3) Allow the Credit/D/Fail option for courses counted toward distributional requirements. One of college’s blessings is that trying something new is easy, in a way that after college, it never is again. Distributional requirements oblige us to take advantage of this chance. Credit/D gives us the margin for error to do so without jeopardizing the GPA that potential employers see. These tools should work together; the courses we take just for distributional requirements are often the ones in which Credit/D would help the most. It’s a pity that under Yale’s new requirements, one cannot take a course Credit/D if one intends to satisfy distributional requirements with it.

4) End the requirement that students take five classes in at least four terms. The option should remain; some students revel in it. But others, while delighting in academics, struggle to find time for four Yale courses, let alone a fifth. Rather than skim five classes, these students would prefer to labor genuinely at four — while taking in Yale’s marvelous opportunities outside the classroom.

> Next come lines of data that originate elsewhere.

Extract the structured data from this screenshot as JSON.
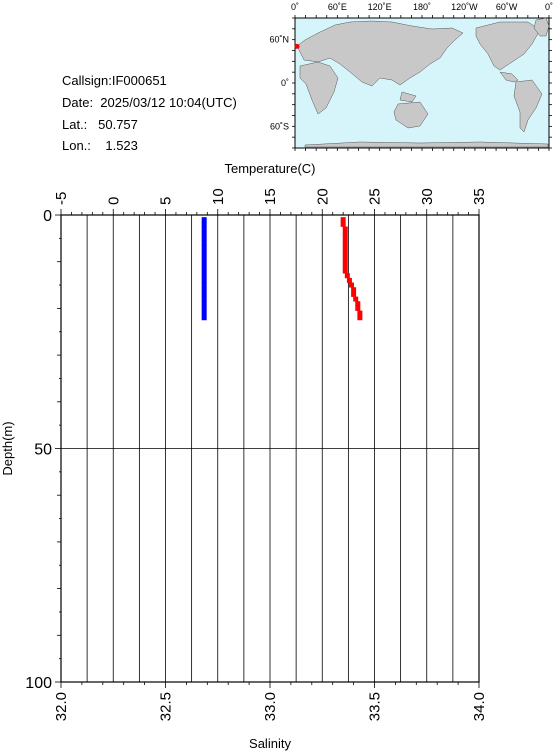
{
  "info": {
    "callsign": "Callsign:IF000651",
    "date": "Date:  2025/03/12 10:04(UTC)",
    "lat": "Lat.:   50.757",
    "lon": "Lon.:    1.523"
  },
  "map": {
    "lon_labels": [
      "0˚",
      "60˚E",
      "120˚E",
      "180˚",
      "120˚W",
      "60˚W",
      "0˚"
    ],
    "lat_labels": [
      "60˚N",
      "0˚",
      "60˚S"
    ],
    "marker": {
      "lon": 1.523,
      "lat": 50.757
    },
    "colors": {
      "ocean": "#d6f5fb",
      "land": "#c8c8c8",
      "marker": "#ff0000"
    }
  },
  "chart_data": {
    "type": "scatter",
    "top_axis": {
      "label": "Temperature(C)",
      "range": [
        -5,
        35
      ],
      "ticks": [
        "-5",
        "0",
        "5",
        "10",
        "15",
        "20",
        "25",
        "30",
        "35"
      ]
    },
    "bottom_axis": {
      "label": "Salinity",
      "range": [
        32.0,
        34.0
      ],
      "ticks": [
        "32.0",
        "32.5",
        "33.0",
        "33.5",
        "34.0"
      ]
    },
    "y_axis": {
      "label": "Depth(m)",
      "range": [
        0,
        100
      ],
      "inverted": true,
      "ticks": [
        "0",
        "50",
        "100"
      ]
    },
    "grid": true,
    "series": [
      {
        "color": "#0000ff",
        "axis": "top",
        "points": [
          [
            8.7,
            1
          ],
          [
            8.7,
            2
          ],
          [
            8.7,
            3
          ],
          [
            8.7,
            4
          ],
          [
            8.7,
            5
          ],
          [
            8.7,
            6
          ],
          [
            8.7,
            7
          ],
          [
            8.7,
            8
          ],
          [
            8.7,
            9
          ],
          [
            8.7,
            10
          ],
          [
            8.7,
            11
          ],
          [
            8.7,
            12
          ],
          [
            8.7,
            13
          ],
          [
            8.7,
            14
          ],
          [
            8.7,
            15
          ],
          [
            8.7,
            16
          ],
          [
            8.7,
            17
          ],
          [
            8.7,
            18
          ],
          [
            8.7,
            19
          ],
          [
            8.7,
            20
          ],
          [
            8.7,
            21
          ],
          [
            8.7,
            22
          ]
        ]
      },
      {
        "color": "#ff0000",
        "axis": "bottom",
        "points": [
          [
            33.35,
            1
          ],
          [
            33.35,
            2
          ],
          [
            33.36,
            3
          ],
          [
            33.36,
            4
          ],
          [
            33.36,
            5
          ],
          [
            33.36,
            6
          ],
          [
            33.36,
            7
          ],
          [
            33.36,
            8
          ],
          [
            33.36,
            9
          ],
          [
            33.36,
            10
          ],
          [
            33.36,
            11
          ],
          [
            33.36,
            12
          ],
          [
            33.37,
            13
          ],
          [
            33.38,
            14
          ],
          [
            33.39,
            15
          ],
          [
            33.4,
            16
          ],
          [
            33.4,
            17
          ],
          [
            33.41,
            18
          ],
          [
            33.42,
            19
          ],
          [
            33.42,
            20
          ],
          [
            33.43,
            21
          ],
          [
            33.43,
            22
          ]
        ]
      }
    ]
  }
}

Yale cannot change the strenuous nature of adulthood. To think it could would be naive; to think it should would also be mistaken, for hard work, too, gives life meaning, if we are lucky. What Yale can be — what in many ways it already is, and I love that it is — is a pause before life’s journey. Then, when we are grown-ups, if real-world workloads should weaken our grip on who we are and what we stand for, we will seek to “hold fast to that which is true,” as St. Paul wrote, and we will remember the values we discovered in our “bright college years.”

Noah Lawrence is a sophomore in Saybrook College. His column appears on alternate Mondays.